Financial Outlook and Strategic Focus
Despite the record profit, SIA’s cash and bank balances dipped to SGD 8.3 billion, primarily due to capital expenditures (SGD 1.8 billion), MCB redemption (SGD 1.7 billion), dividend payouts (SGD 1.4 billion), and the SGD 1.0 billion investment in Air India. These outflows were partially balanced by SGD 4.7 billion in net operational cash flow.The airline cautioned about global headwinds, including shifting trade policies, geopolitical uncertainty, and ongoing supply chain issues that may weigh on consumer and business sentiment.
Nonetheless, the group remains optimistic, citing the strength of its dual-brand model — combining Singapore Airlines and low-cost carrier Scoot — to adapt to dynamic market needs. “The Group’s dual-brand strategy offers customers a wide range of options and enables agile responses to market shifts,” the airline noted.

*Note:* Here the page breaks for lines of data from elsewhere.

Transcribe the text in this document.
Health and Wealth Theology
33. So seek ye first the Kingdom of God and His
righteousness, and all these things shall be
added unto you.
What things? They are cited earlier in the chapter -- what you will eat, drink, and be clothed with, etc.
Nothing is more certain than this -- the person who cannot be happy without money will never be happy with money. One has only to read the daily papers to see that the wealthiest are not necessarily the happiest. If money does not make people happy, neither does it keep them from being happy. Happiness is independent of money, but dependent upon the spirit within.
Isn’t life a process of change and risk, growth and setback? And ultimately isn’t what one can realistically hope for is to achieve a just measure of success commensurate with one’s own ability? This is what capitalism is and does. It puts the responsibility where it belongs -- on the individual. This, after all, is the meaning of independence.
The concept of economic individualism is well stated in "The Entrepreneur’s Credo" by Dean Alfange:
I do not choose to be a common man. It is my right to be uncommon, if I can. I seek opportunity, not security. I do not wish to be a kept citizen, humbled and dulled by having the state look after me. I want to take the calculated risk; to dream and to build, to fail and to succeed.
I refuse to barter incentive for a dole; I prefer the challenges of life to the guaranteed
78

Continued Growth Through Partnerships
Highlighting its Asia-Pacific focus, SIA also stressed the value of strategic alliances. "Win-win partnerships with like-minded carriers allow it to work together with these airlines to open up growth opportunities," the statement said.As it charts its future course, Singapore Airlines appears poised to deepen its footprint in India while leveraging its diversified portfolio and strategic collaborations to navigate global challenges.